El relato evangélico nos sitúa en el clima de las últimas conversaciones de los discípulos con Jesús: “uno de vosotros me va a entregar” (Mt 26, 21), es decir, uno de vosotros me va a traicionar. El espanto se refleja en la cara de todos y la curiosidad de sus preguntas: ¿quién es? La intensidad del relato se centra en el diálogo entre Judas y Jesús, que no será el último. Judas ha madurado ya su decisión, prefiere abandonar al Maestro y opta por las tinieblas: “En cuanto tomó Judas el bocado, salió. Era de noche” (Jn 13,30). Ninguno de los comensales entendió entonces nada de lo que Jesús y Judas hablaron entre sí; lo entendieron más tarde. Judas le traicionó.

Tras la marcha de Judas, la atención de los comensales se centra en la conversación de Jesús con Pedro. Pedro tampoco entiende nada de lo que está ocurriendo, pero en un arranque de apoyo y afecto manifiesta su disposición a favor de Jesús: yo estoy contigo, yo estoy dispuesto a dar mi vida por ti. Es entonces cuando Jesús le dice categóricamente: me vas a negar, me vas a traicionar, esta misma noche.
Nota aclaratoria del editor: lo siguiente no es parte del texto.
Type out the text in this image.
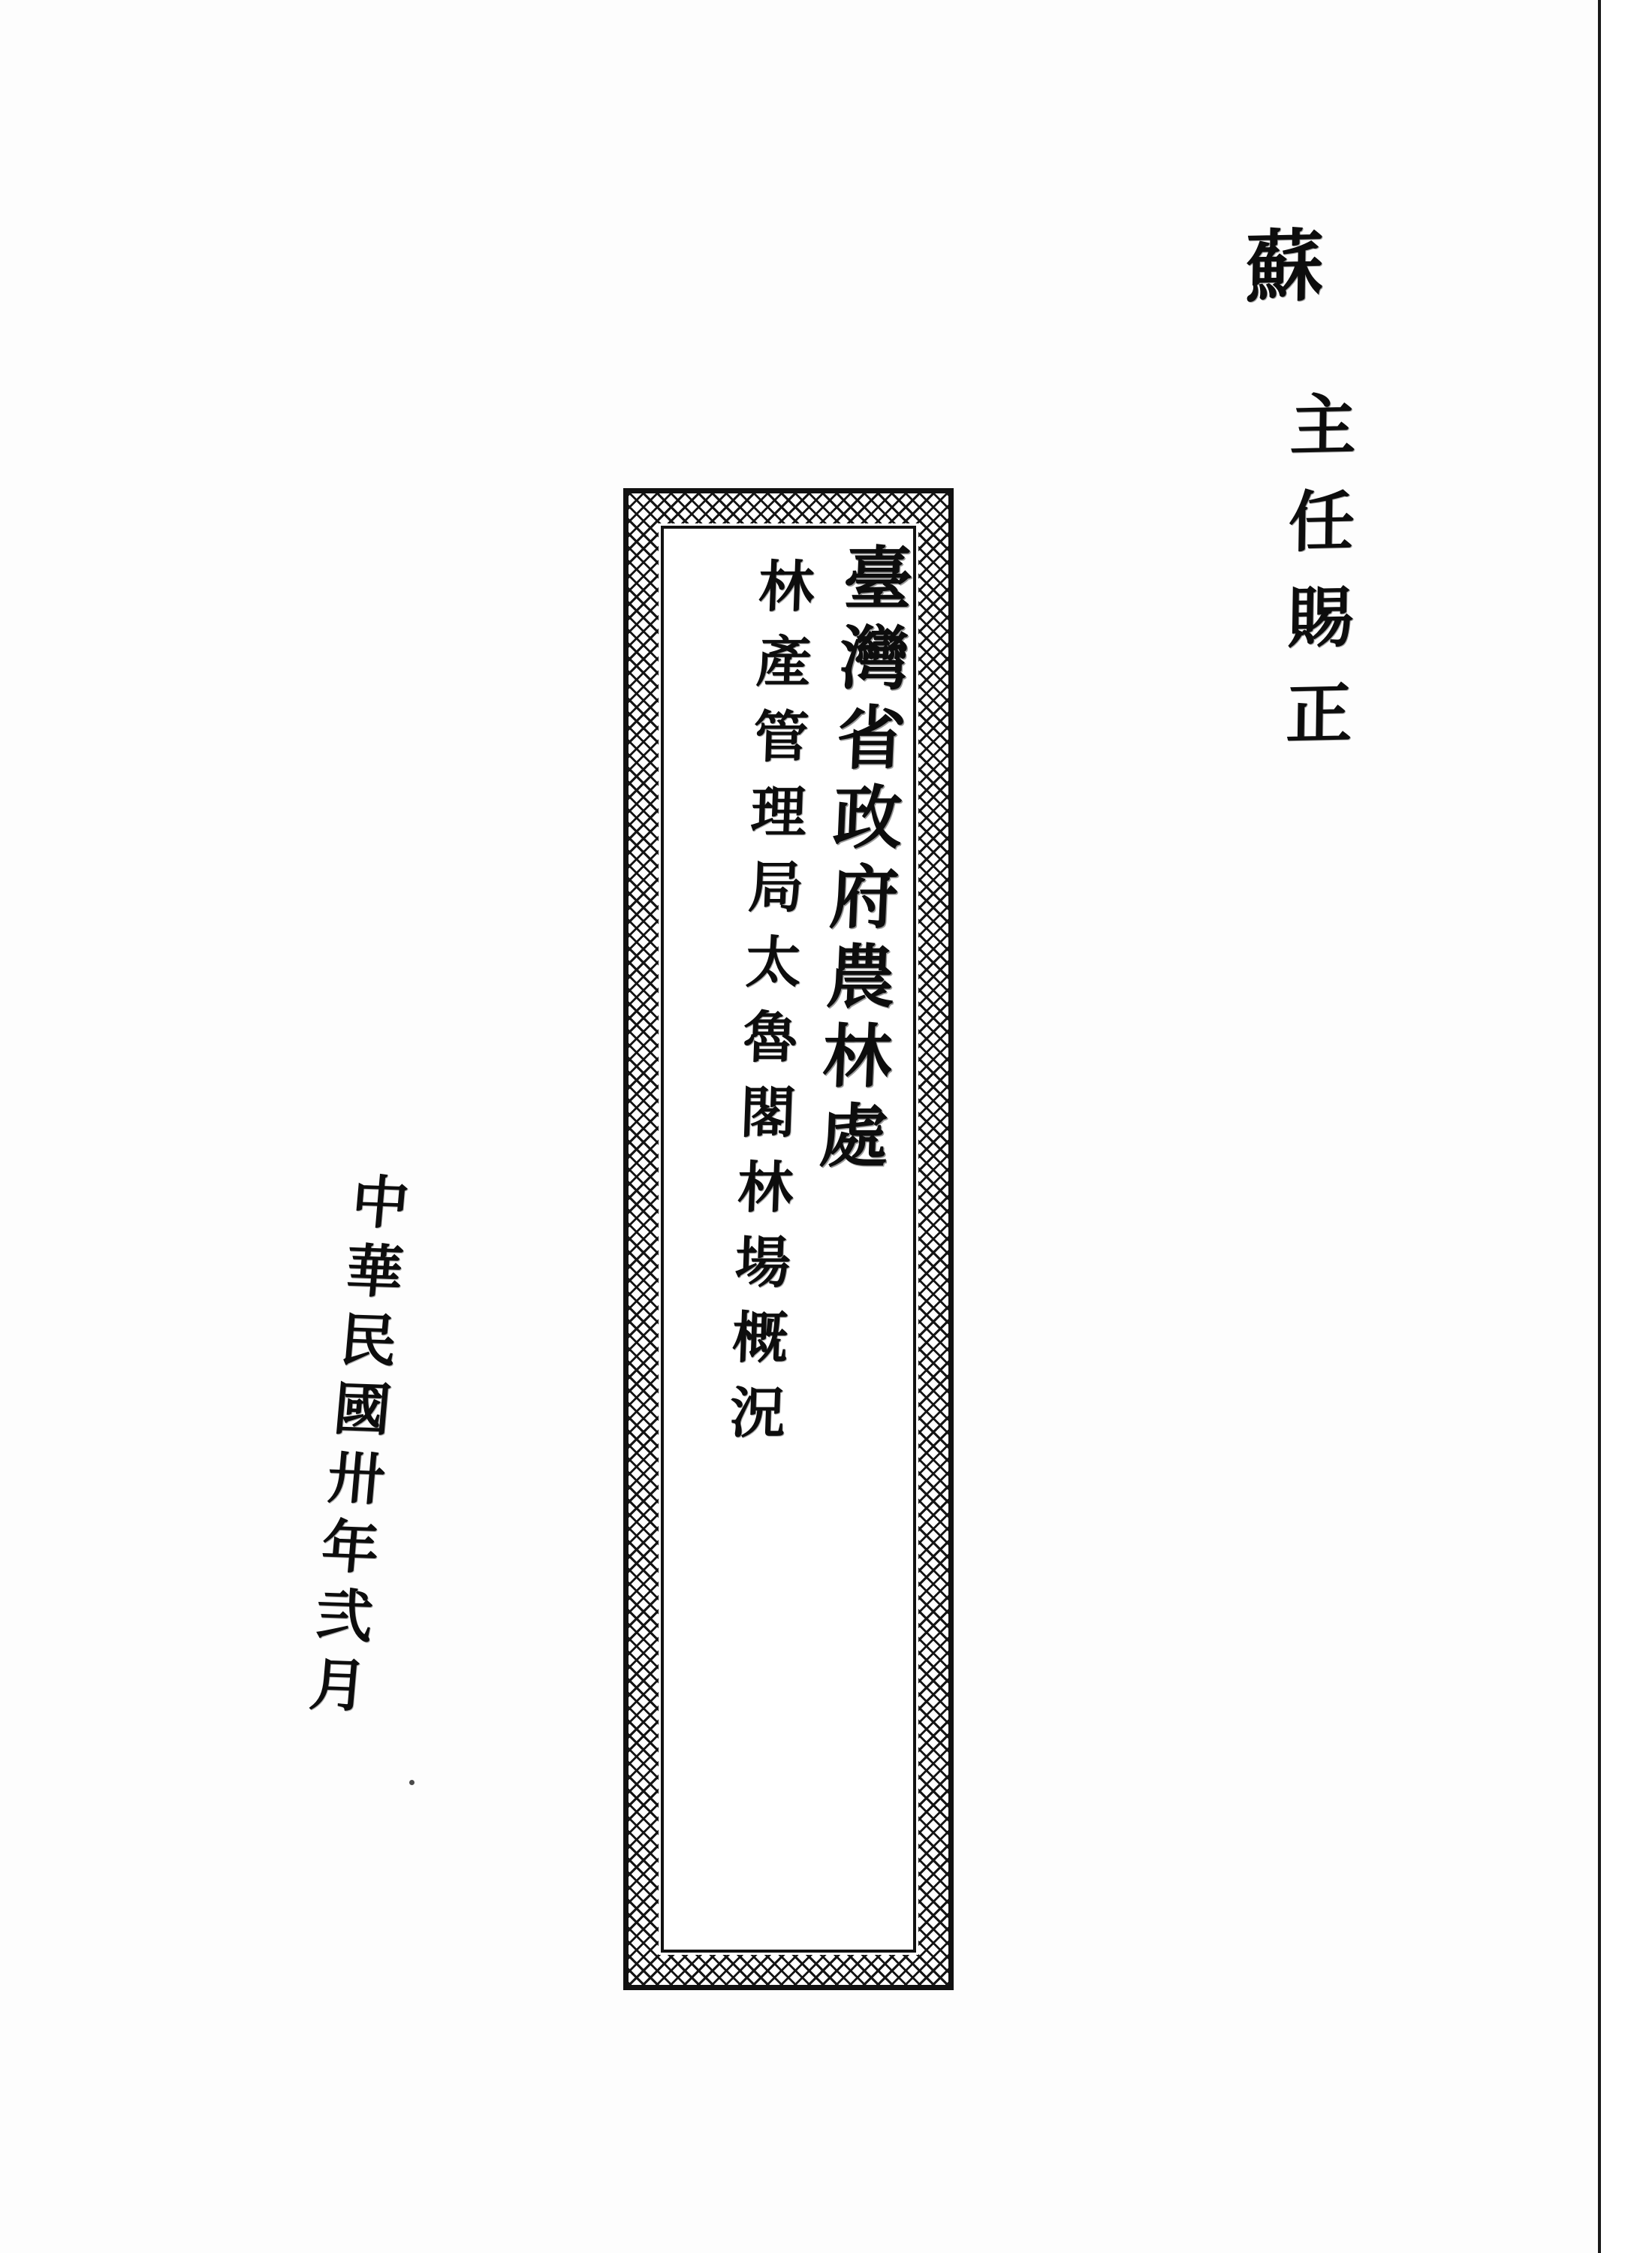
蘇
主任賜正
臺灣省政府農林處
林產管理局太魯閣林場概況
中華民國卅年弐月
Pedro sigue sin entender nada. Sus buenas disposiciones son efusivas, porque ignora el peligro. Cuando en el camino nocturno, de casa en casa y de juicio en juicio de Jesús, Pedro descubra su negación traidora, llorará amargamente. También Pedro traicionó a Jesús.

He pasado once años de mi vida contemplando diariamente la imagen de las “Lágrimas de san Pedro”. Fue don Pedro de Rávago -permítaseme la licencia- antecesor mío como párroco del Santísimo Salvador, quien encargó esta obra a Pedro de Ávila, hacia 1720, para ubicar a su patrono (quizás en representación suya) en un retablo lateral del templo, contemplando la imagen del Salvador, transfigurado en el monte Tabor y centro del inmenso retablo. Representa el momento en el que Pedro rompió a llorar amargamente, arrepentido por haber negado a Cristo. Lágrimas de dolor y arrepentimiento, que dan a esta talla una fuerte expresividad evangélica y espiritual, sobre todo, cuando procesiona el Miércoles Santo.
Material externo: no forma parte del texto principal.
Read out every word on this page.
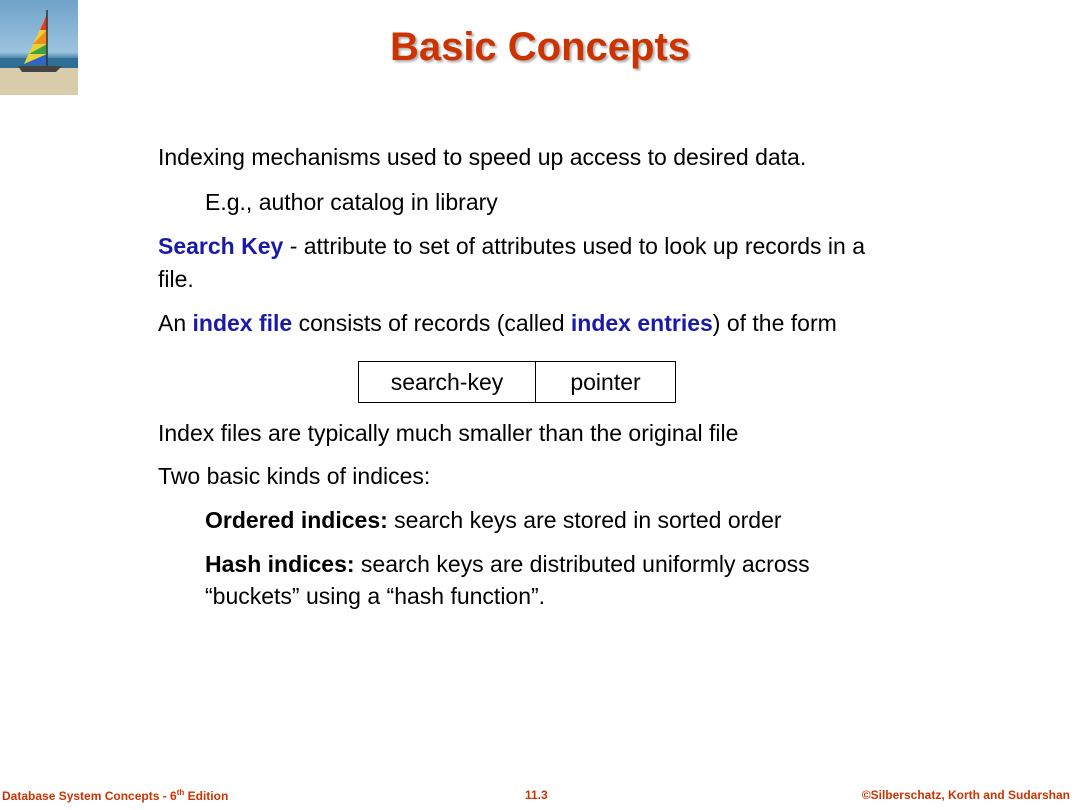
Basic Concepts
Indexing mechanisms used to speed up access to desired data.
E.g., author catalog in library
Search Key - attribute to set of attributes used to look up records in a
file.
An index file consists of records (called index entries) of the form
Index files are typically much smaller than the original file
Two basic kinds of indices:
Ordered indices: search keys are stored in sorted order
Hash indices: search keys are distributed uniformly across
“buckets” using a “hash function”.
search-key	pointer
Database System Concepts - 6th Edition	11.3	©Silberschatz, Korth and Sudarshan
Al atardecer, dos procesiones para un “Encuentro” entre la imagen de “Cristo Camino del Calvario”, y la “Virgen de las Angustias”, primera de las esculturas marianas en madera de la Semana Santa vallisoletana y obra cumbre de Juan de Juni.
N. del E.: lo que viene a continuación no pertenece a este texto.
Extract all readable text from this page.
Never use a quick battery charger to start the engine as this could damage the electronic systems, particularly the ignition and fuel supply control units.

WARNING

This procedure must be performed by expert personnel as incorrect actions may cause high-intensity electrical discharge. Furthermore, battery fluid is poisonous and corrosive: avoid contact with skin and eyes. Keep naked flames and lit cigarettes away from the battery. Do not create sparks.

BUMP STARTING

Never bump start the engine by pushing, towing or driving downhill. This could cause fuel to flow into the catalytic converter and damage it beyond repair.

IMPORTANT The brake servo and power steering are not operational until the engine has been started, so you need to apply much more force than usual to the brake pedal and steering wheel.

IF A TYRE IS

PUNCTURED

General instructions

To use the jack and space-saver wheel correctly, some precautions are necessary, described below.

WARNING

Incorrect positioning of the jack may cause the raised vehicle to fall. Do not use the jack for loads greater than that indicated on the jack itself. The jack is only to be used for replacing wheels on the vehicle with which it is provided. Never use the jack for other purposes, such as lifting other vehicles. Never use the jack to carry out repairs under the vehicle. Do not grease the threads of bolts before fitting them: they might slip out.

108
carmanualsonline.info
En el primero, aparece Cristo arrodillado en el suelo, derrumbado por el peso de la cruz, a la que abraza con su imponente mano, extendiendo la otra para amortiguar el golpe, y con una excelsa mirada de resignación y sufrimiento.  En el segundo, aparece la bendita Madre en su angustia última. Un encuentro de miradas. La mirada de la Madre al Hijo único condenado a muerte; la mirada del Hijo a la Madre única traspasada de dolor. Rodeados por el pueblo fiel, que escucha y contempla: escucha el famoso “fervorín” del predicador, y contempla las hermosas tallas ante la espléndida fachada del Colegio Mayor de Santa Cruz, primer edificio renacentista en España, fundado por Don Pedro González de Mendoza, arzobispo de Toledo, abad de la Colegiata de Valladolid y cardenal titular de la basílica de la Santa Cruz in Ierusalem de Roma, para favorecer la educación de jóvenes necesitados. Conviene recordar que, en el recorrido, Cristo, que sufre, se acerca a los que sufren, haciendo una “statio” frente al Sanatorio del Sagrado Corazón y orando por los enfermos.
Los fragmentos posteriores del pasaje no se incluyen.